Ein paar Minuten vom Athener Syntagma-Platz entfernt hat Tourismus-Ministerin Elena Kountoura ihr Büro. Sie kam 2015 ins Amt und gehört der rechtspopulistischen Partei Anel an, die an der Seite des Linksbündnisses Syriza das Land regiert. Es gibt wenige Minister, die ähnlich gute Zahlen verkünden können. Sie sagt: "Diese Regierung hat dem Tourismus Priorität eingeräumt." Die Zahl der Direktflüge auch aus Amerika und Kanada ist gestiegen. "Mit Indien verhandeln wir gerade", erzählt sie. Branchentreffen holt sie als Gastgeberin nach Athen. Die Auslandsvertretungen bummeln nicht mehr bei der Visa-Vergabe.

Künftig sollen Urlauber aus China angelockt werden

Kountoura will Tourismus das ganze Jahr über, nicht nur im Sommer. Urlauber aus China passen ihr hervorragend ins Konzept, sie reisen auch in jenen Herbst- und Wintermonaten, in denen in Griechenland sonst nichts los ist.

Als Athen im Krisensommer 2015 das mittlerweile dritte Hilfspaket aushandelte, verlangten die Kreditgeber Steuererhöhungen, Athen sollte die reduzierten Mehrwertsteuersätze abschaffen, die auch für die wohlhabenden Urlauberinseln galten. Von einem schweren Schlag für den Tourismus war die Rede. Kountouras Partei protestierte mit am lautesten. Vergeblich. Heute liegt der Mehrwertsteuersatz bei 24 Prozent. Die Ministerin räumt ein, dass der Tourismus sich trotzdem prächtig entwickelt habe. "Die Umsätze könnten aber noch höher sein", sagt sie.

Die Einnahmen für den Staat auch. Gemessen am guten Geschäft, von dem überall die Rede ist, fallen die erhofften Steuererlöse eher enttäuschend aus. Für Branchenkenner ein klares Anzeichen dafür, dass weiterhin munter Steuern hinterzogen werden. Die Finanzbehörden konzentrieren ihre Kontrollen längst auf Tourismusbetriebe. Als Gäste getarnte Fahnder sind unterwegs, zum Ärger der Betriebe. Die Tourismus-Ministerin findet die Kontrollen zwar richtig, hält aber die griechischen Betriebe für nicht krimineller als andere. Ginge es nach ihr, würde sie die Steuern sofort wieder senken.

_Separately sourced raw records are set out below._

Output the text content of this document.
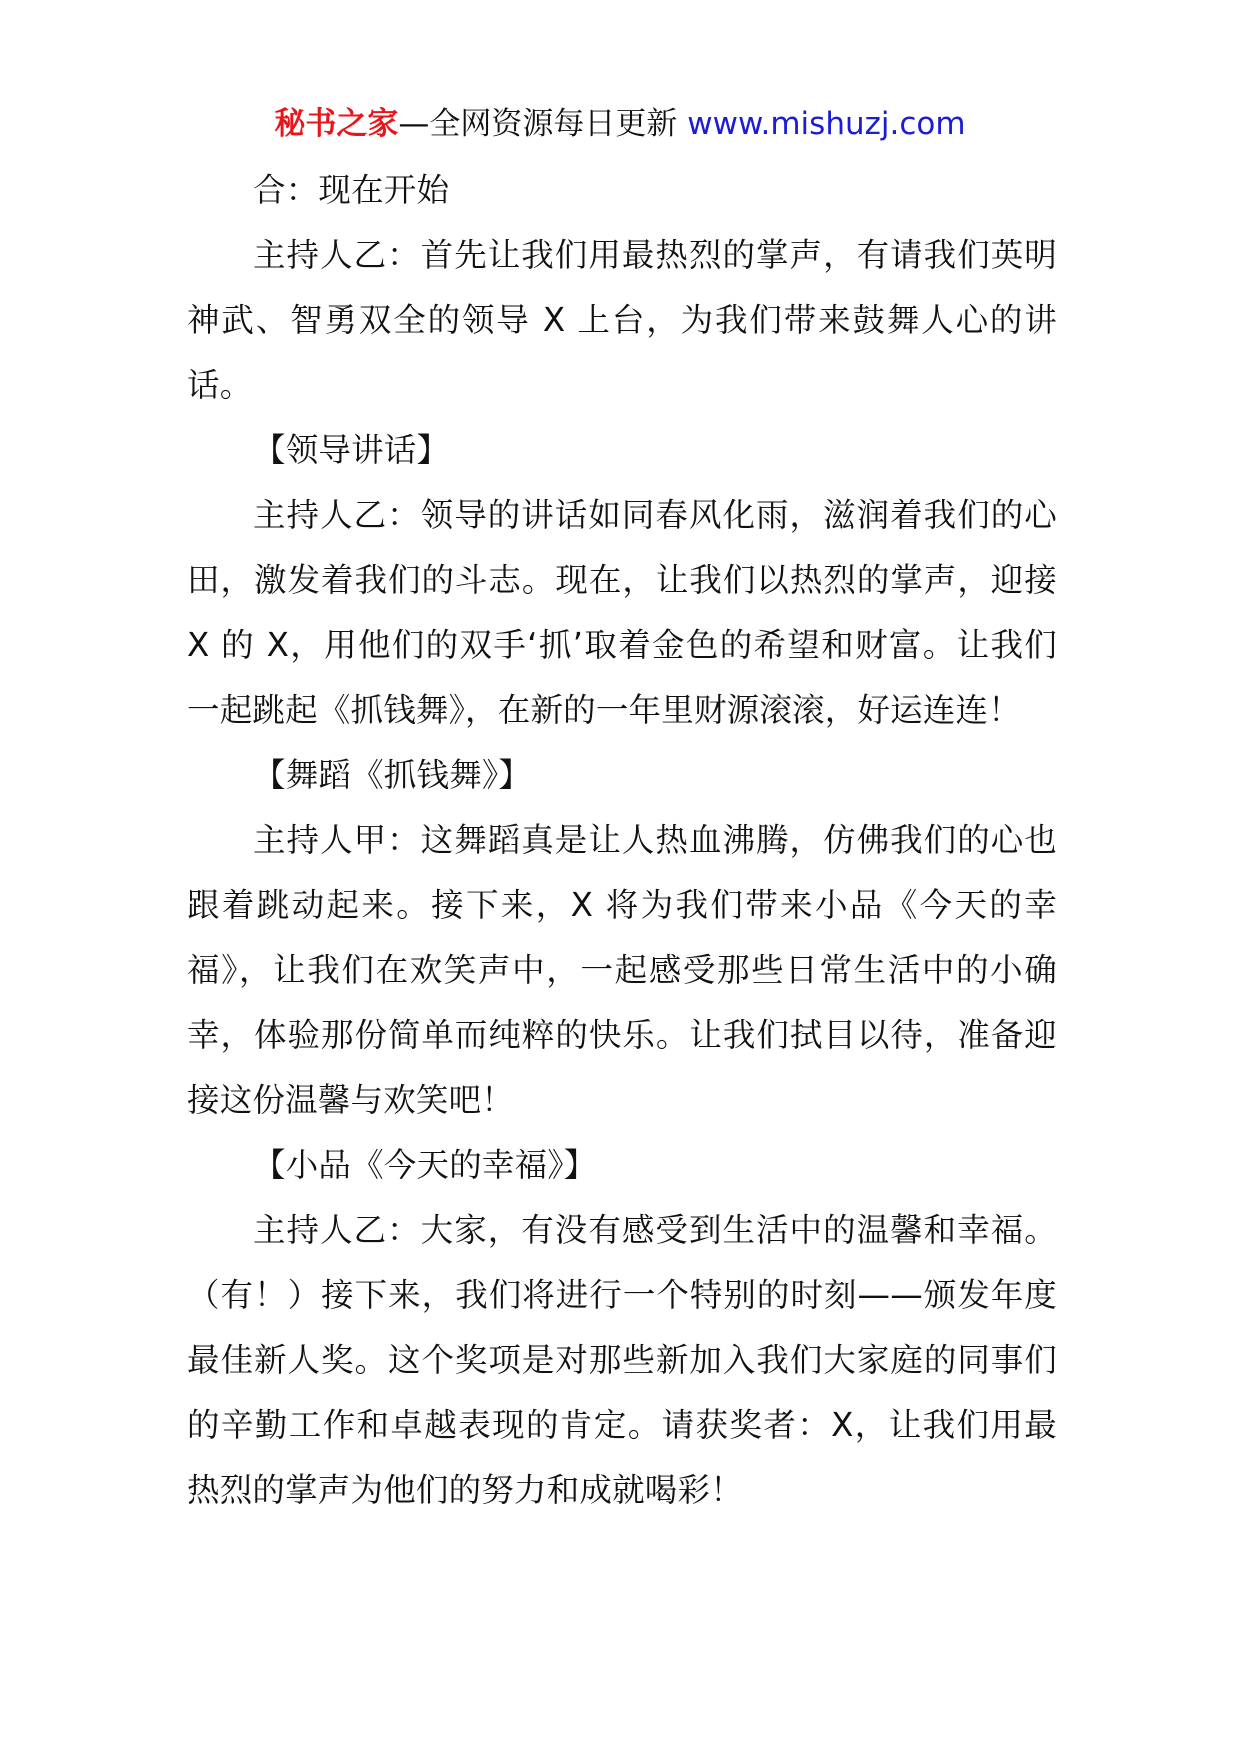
秘书之家—全网资源每日更新 www.mishuzj.com

合：现在开始

主持人乙：首先让我们用最热烈的掌声，有请我们英明神武、智勇双全的领导 X 上台，为我们带来鼓舞人心的讲话。

【领导讲话】

主持人乙：领导的讲话如同春风化雨，滋润着我们的心田，激发着我们的斗志。现在，让我们以热烈的掌声，迎接 X 的 X，用他们的双手‘抓’取着金色的希望和财富。让我们一起跳起《抓钱舞》，在新的一年里财源滚滚，好运连连！

【舞蹈《抓钱舞》】

主持人甲：这舞蹈真是让人热血沸腾，仿佛我们的心也跟着跳动起来。接下来，X 将为我们带来小品《今天的幸福》，让我们在欢笑声中，一起感受那些日常生活中的小确幸，体验那份简单而纯粹的快乐。让我们拭目以待，准备迎接这份温馨与欢笑吧！

【小品《今天的幸福》】

主持人乙：大家，有没有感受到生活中的温馨和幸福。（有！）接下来，我们将进行一个特别的时刻——颁发年度最佳新人奖。这个奖项是对那些新加入我们大家庭的同事们的辛勤工作和卓越表现的肯定。请获奖者：X，让我们用最热烈的掌声为他们的努力和成就喝彩！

Die Abgabenlast ist für viele Firmen kaum zu tragen

Alexandros Frydas von den Athens Insiders ist davon überzeugt, dass im großen Stil in seiner Branche Steuern hinterzogen würden. Nicht allein aus Gier, dies zwar auch. Aber die Abgabenlast sei kaum noch zu ertragen.

Er und seine Kollegen sind seit vier Jahren auf dem Markt, sie selbst begnügten sich mit Grundgehältern von 550 Euro. Neue Angestellte bekämen nur den Mindestlohn. Dafür zahlen sie pünktlich die Gehälter, was auch nicht selbstverständlich in der Branche sei. "Alles andere wird investiert", sagt der Unternehmer. Einer ihrer neu eingestellten Mitarbeiter spricht chinesisch. Der neue Markt - sie wollen nichts verpassen.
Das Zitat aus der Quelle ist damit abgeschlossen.